Memorable meals

Leslie Shalabi is a HER Magazine contributor. Photo taken on Tuesday, Aug. 15, 2017. PHOTO CREDIT: NICKI KOHL

I’ve written a lot here in the past about not only about food, but the ways food fits into our society and plays a role in our lives.

I am a deep believer in this aspect of food: How slowing down, taking the time to prepare and enjoy a meal together can truly enrich our lives.

One of the things that Mike and I do at dinner parties is throw out a question for everyone to go around the table and answer — most memorable birthday, first crush are a couple of fun ones. But my very favorite question to ask is “What was your most memorable meal?”

I love to hear people’s answers and what stands out to them among the thousands of meals we’ve consumed throughout our lives.

I’ve had many memorable meals, but the one that stands out the most is a luncheon I had in Ravenna, Italy, in the mid-2000s, while I was on a business trip.

Bear with me for a sentence or two of background.

My first career was as a journalist. I worked for several different specialized trade magazines in the construction equipment industry. Excavators, cranes, skid steers and articulated dump trucks were my bailiwick for about 15 years. I traveled all over the world to conferences, manufacturing plants and job sites to observe, sometimes operate and write about construction equipment in action.

On one of those trips to Italy, I was invited, along with a handful of other journalists, to a lunch with the elderly owner of a construction equipment company. It was basically a public relations move by the company’s marketing department, and I was preparing myself to sit politely through a meal listening and filtering through the virtues of this company’s new tractor. But that is not what ended up happening at all.

Usually when companies did this sort of thing, they brought you to a really nice restaurant. Again, this is not what happened here. Instead, we pulled up to the wharf area of the city and walked into a tiny fish shack restaurant with about 10 small tables covered in vinyl tablecloths.

Inside where a few successful looking men in their 50s sitting at a long table — formed by pushing together three of those 10 small tables.

The menu was limited — whatever mama was cooking that day. The kitchen was tiny and visible from the dining room and was literally staffed by an older woman, slowly and methodically chopping, adding, tasting the food on the stove. No need to rush — we were all going to be here a while.

Come to find out, the men who had gathered and who slowly trickled in to fill the rest of the long table, had come to honor our elderly construction equipment manufacturer host. They had come to thank him and re-tell stories about how their parents bought tractors and construction machinery on credit from him when he owned a construction equipment dealership many years ago.

It was post World War II, everybody had lost everything in the war, and there was nothing to start with or start from and our elderly host took a chance on many families who had come to him for help and credit in the early 1950s.These men were children then but had gone on to live successful, prosperous lives in part to due this elderly gentleman.

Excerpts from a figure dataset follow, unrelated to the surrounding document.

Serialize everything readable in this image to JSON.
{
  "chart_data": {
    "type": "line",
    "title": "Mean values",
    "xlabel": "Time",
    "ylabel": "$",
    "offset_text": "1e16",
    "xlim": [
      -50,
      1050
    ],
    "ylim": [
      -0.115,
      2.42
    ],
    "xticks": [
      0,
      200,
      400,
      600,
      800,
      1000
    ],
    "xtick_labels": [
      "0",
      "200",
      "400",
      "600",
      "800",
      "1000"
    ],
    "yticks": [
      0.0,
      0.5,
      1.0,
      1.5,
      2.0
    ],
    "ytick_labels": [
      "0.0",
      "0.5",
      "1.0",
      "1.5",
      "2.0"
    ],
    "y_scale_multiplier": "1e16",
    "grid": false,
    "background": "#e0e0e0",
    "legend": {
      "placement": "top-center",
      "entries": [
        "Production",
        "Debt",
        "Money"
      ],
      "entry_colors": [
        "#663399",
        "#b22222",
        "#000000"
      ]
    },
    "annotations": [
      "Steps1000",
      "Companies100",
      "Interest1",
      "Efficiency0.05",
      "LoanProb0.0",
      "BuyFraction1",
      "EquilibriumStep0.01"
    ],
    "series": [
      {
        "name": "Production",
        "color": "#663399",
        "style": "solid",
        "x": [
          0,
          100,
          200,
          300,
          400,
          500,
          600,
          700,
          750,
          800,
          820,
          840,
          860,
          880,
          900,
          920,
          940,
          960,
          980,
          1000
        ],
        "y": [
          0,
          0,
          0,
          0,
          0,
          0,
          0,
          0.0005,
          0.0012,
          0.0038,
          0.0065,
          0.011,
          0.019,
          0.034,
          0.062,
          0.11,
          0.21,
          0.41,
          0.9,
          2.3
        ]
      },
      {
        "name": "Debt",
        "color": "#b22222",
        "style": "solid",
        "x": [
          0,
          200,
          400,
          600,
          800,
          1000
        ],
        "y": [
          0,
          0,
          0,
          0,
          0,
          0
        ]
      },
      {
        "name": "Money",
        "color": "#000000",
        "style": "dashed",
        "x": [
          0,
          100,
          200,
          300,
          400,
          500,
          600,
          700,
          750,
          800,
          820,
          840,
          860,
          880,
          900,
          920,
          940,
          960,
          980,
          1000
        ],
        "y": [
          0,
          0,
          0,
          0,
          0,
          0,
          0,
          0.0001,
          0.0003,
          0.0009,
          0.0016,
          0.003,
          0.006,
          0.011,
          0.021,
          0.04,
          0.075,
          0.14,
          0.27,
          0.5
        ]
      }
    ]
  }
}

The wine flowed, the stories went on and on and the group of successful, well-dressed, Italian businessmen even broke out into a song at one point. This was like no staid, contrived business lunch I’ve attended.

Funny enough, I barely remember the food. I know there was some kind of fish stew. I remember this because I am not all that fond of fish stew, but this was tomato-based, made fresh from that day’s catch and it was fabulous.

What sticks in my mind most is that this was so heartfelt and meaningful. There was a true recognition by these businessmen of the role our elderly host played in their lives. It was not some lifetime-achievement awards night with a tear-jerker video and a crystal trophy — this was the real deal. I really believe it would be hard to recreate this camaraderie and connection in any other type of setting other than a long, leisurely meal such as this.

And this type of eating — the long, meandering meals — is commonplace in Italy. I’ve had many meals like this. Including a solo meal on a Sunday afternoon in Sienna, where I was invited to join a family because they felt so sad for me that I was alone.

Italians eat in courses — anitpasti (before pasta); primi piatti (first plate) — and it is usually pasta or risotto — secondi piatti (second plate) is meat or fish, usually served with contorno (salad or vegetables); then fromaggi e frutta (fruit and cheese); and finally, dolce (dessert) and digestivo (grappa) and coffee. I know it sounds like a lot of food, but portions are small, sharing is encouraged, and you usually do not order every course.

Nevertheless, it is a dining experience that can take a while. And it is in those spaces in between when you are seated next to or across from someone that encourage conversation and connection.

I am planning a trip back to Italy by myself in September. I plan to travel around and eat and make connections with people in restaurants and farms and learn more intimately the Italian way of eating. It is something I feel so drawn to and something I feel we are missing here in our culture. I will be in the north, primarily around Bologna where tortellini and Bolognese sauce were born. Where Sangiovese grapes grow and the best prosciutto is raised and cured.

I am hoping to add a few more memorable meals to my dinner party arsenal.

Leslie Shalabi is co-founder of Convivium Urban Farmstead, a Dubuque-based nonprofit organization based on the idea of creating community around food. A lifelong lover of food and entertaining, she is dedicated to helping people find ways to connect through the universal languages of food and hospitality.